Une cérémonie révélatrice
Le 17 août 2023, lors de la cérémonie d’inauguration symbolique du chantier IKN à l’occasion de la fête nationale, les représentants autochtones étaient présents mais relégués au second plan. Leur rôle se limitait à celui de simples spectateurs, sans être considérés comme des invités d’honneur. Cette mise à l’écart symbolise l’exclusion politique et culturelle qu’ils subissent dans ce processus.
Promesses gouvernementales et réalité du terrain
Le gouvernement indonésien, par la voix du ministère de l’Intérieur et du président Joko Widodo, affirme régulièrement protéger les droits des peuples autochtones. Dans ses discours, il promet des programmes de compensation, d’intégration et de développement local.
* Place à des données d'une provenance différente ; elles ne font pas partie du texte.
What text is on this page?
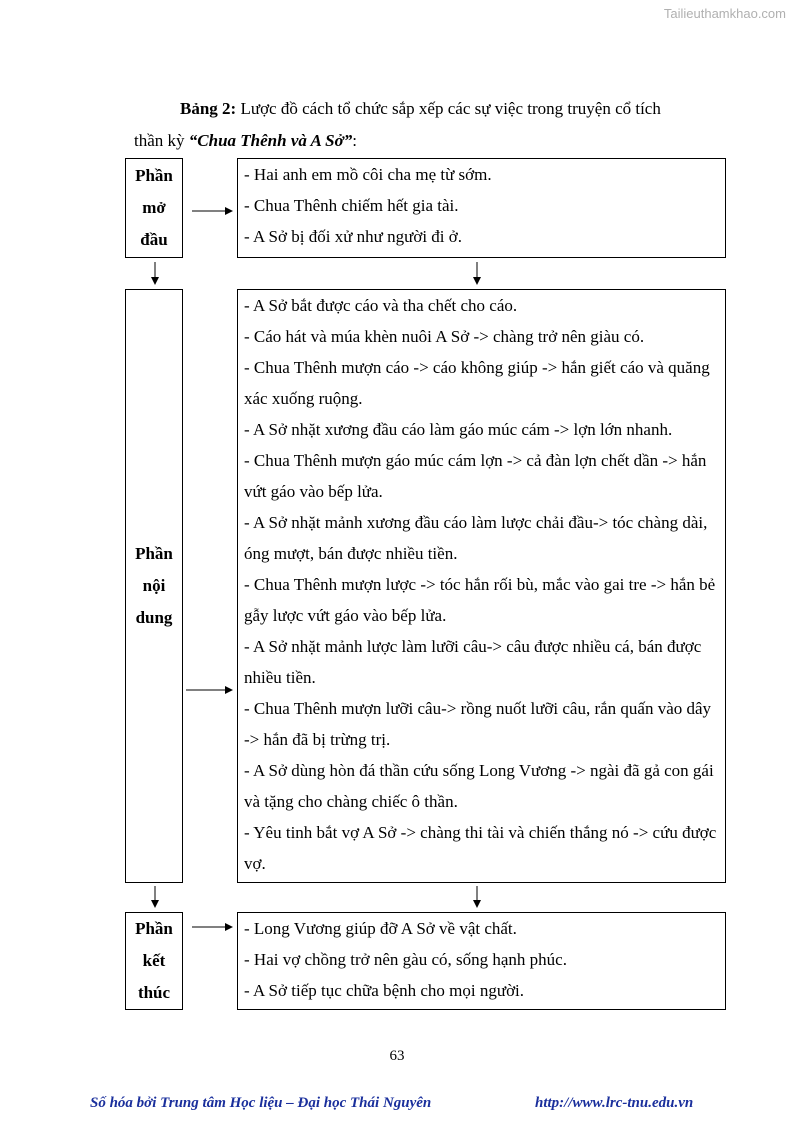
Tailieuthamkhao.com
Bảng 2: Lược đồ cách tổ chức sắp xếp các sự việc trong truyện cổ tích
thần kỳ “Chua Thênh và A Sở”:
Phần
mở
đầu
- Hai anh em mồ côi cha mẹ từ sớm.
- Chua Thênh chiếm hết gia tài.
- A Sở bị đối xử như người đi ở.
Phần
nội
dung
- A Sở bắt được cáo và tha chết cho cáo.
- Cáo hát và múa khèn nuôi A Sở -> chàng trở nên giàu có.
- Chua Thênh mượn cáo -> cáo không giúp -> hắn giết cáo và quăng xác xuống ruộng.
- A Sở nhặt xương đầu cáo làm gáo múc cám -> lợn lớn nhanh.
- Chua Thênh mượn gáo múc cám lợn -> cả đàn lợn chết dần -> hắn vứt gáo vào bếp lửa.
- A Sở nhặt mảnh xương đầu cáo làm lược chải đầu-> tóc chàng dài, óng mượt, bán được nhiều tiền.
- Chua Thênh mượn lược -> tóc hắn rối bù, mắc vào gai tre -> hắn bẻ gẫy lược vứt gáo vào bếp lửa.
- A Sở nhặt mảnh lược làm lưỡi câu-> câu được nhiều cá, bán được nhiều tiền.
- Chua Thênh mượn lưỡi câu-> rồng nuốt lưỡi câu, rắn quấn vào dây -> hắn đã bị trừng trị.
- A Sở dùng hòn đá thần cứu sống Long Vương -> ngài đã gả con gái và tặng cho chàng chiếc ô thần.
- Yêu tinh bắt vợ A Sở -> chàng thi tài và chiến thắng nó -> cứu được vợ.
Phần
kết
thúc
- Long Vương giúp đỡ A Sở về vật chất.
- Hai vợ chồng trở nên gàu có, sống hạnh phúc.
- A Sở tiếp tục chữa bệnh cho mọi người.
63
Số hóa bởi Trung tâm Học liệu – Đại học Thái Nguyên	http://www.lrc-tnu.edu.vn
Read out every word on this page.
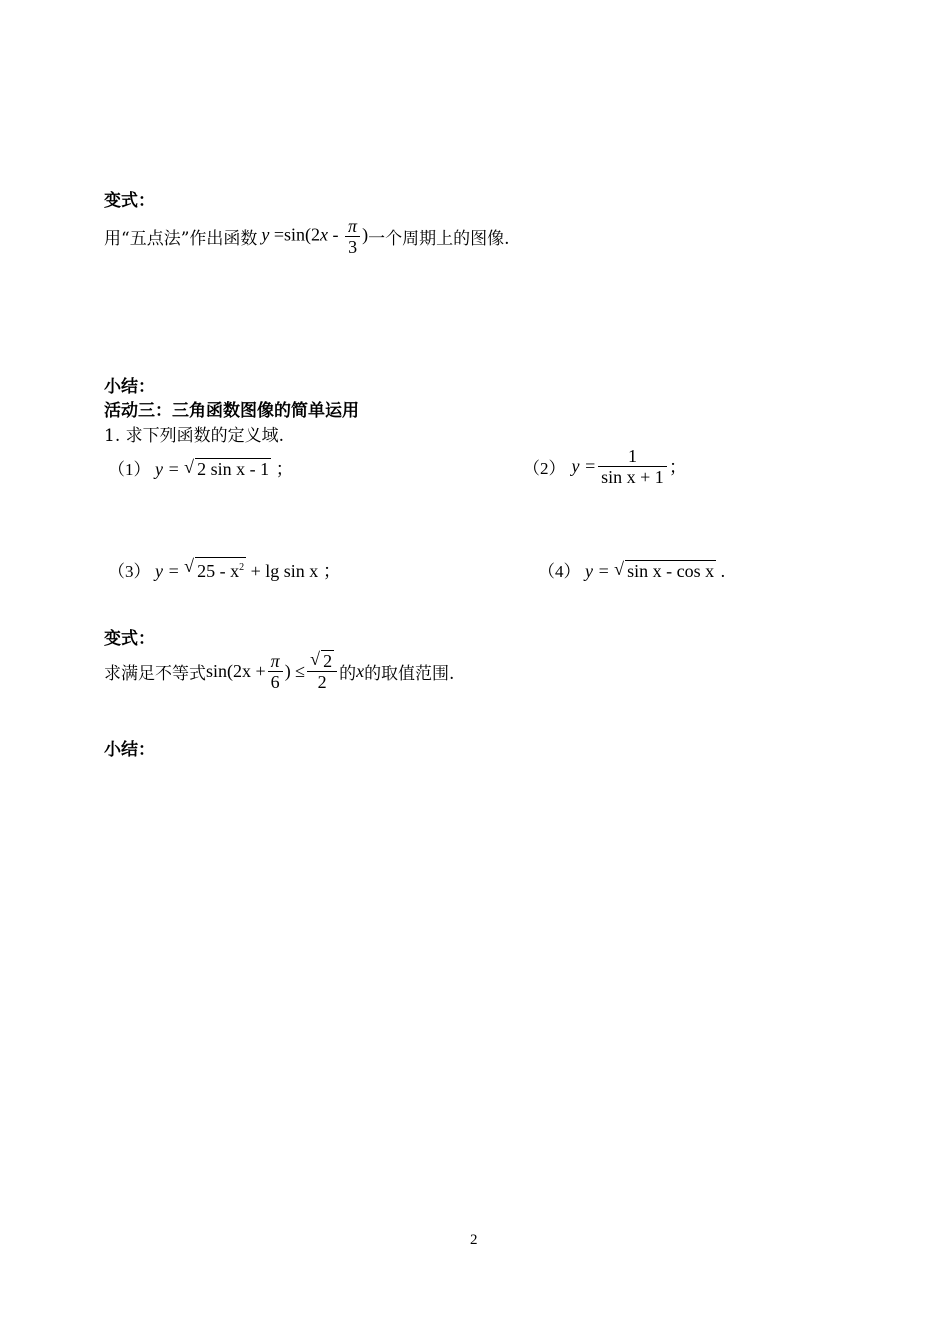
变式：
用“五点法”作出函数 $y =\sin(2x - \frac{\pi}{3}$ ) 一个周期上的图像.
小结：
活动三：三角函数图像的简单运用
1. 求下列函数的定义域.
（1） y = √ 2 sin x - 1 ；	（2） $y = \frac{1}{\text{sin x + 1}}$ ；
（3） y = √ $25 - x^2 + \lg \sin x$ ；	（4） y = √ sin x - cos x .
变式：
求满足不等式 $\sin(2x + \frac{\pi}{6}$ ) ≤ √ $\frac{2}{2}$ 的 x 的取值范围.
小结：
2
Pourtant, sur le terrain, les ONG rapportent une réalité bien différente : intimidations, arrestations d’activistes, démantèlement des villages, et pression exercée sur les communautés pour qu’elles cèdent leurs terres.
L’ONG Survival International dénonce « une rhétorique officielle déconnectée des faits, qui sacrifie les droits fondamentaux des autochtones à des intérêts économiques et politiques ».
Le dilemme entre urgence climatique et justice sociale
Le projet IKN illustre un dilemme complexe : sauver Jakarta d’une catastrophe écologique majeure ou respecter la justice sociale et les droits des autochtones. Le coût du projet est estimé à environ 32 milliards de dollars, un investissement énorme dans un pays encore confronté à de fortes inégalités.
De plus, le chantier connaît déjà des retards importants liés à des problèmes financiers, logistiques, et à la résistance locale. Certains experts mettent en doute la viabilité même de ce projet dans un contexte mondial d’urgence climatique.
IKN : entre espoir de développement et risque d’exclusion
L’Indonésie parviendra-t-elle à bâtir une capitale nouvelle, moderne et sécurisée, tout en protégeant la vie, la culture et les droits des peuples autochtones, véritables gardiens d’un équilibre écologique millénaire ?
Le véritable enjeu réside dans la capacité à harmoniser développement urbain et respect de l’environnement, grâce à un dialogue authentique avec les communautés concernées, fondé sur la justice et l’équité. À défaut, le projet IKN pourrait devenir le symbole d’une exclusion et d’un sacrifice humain.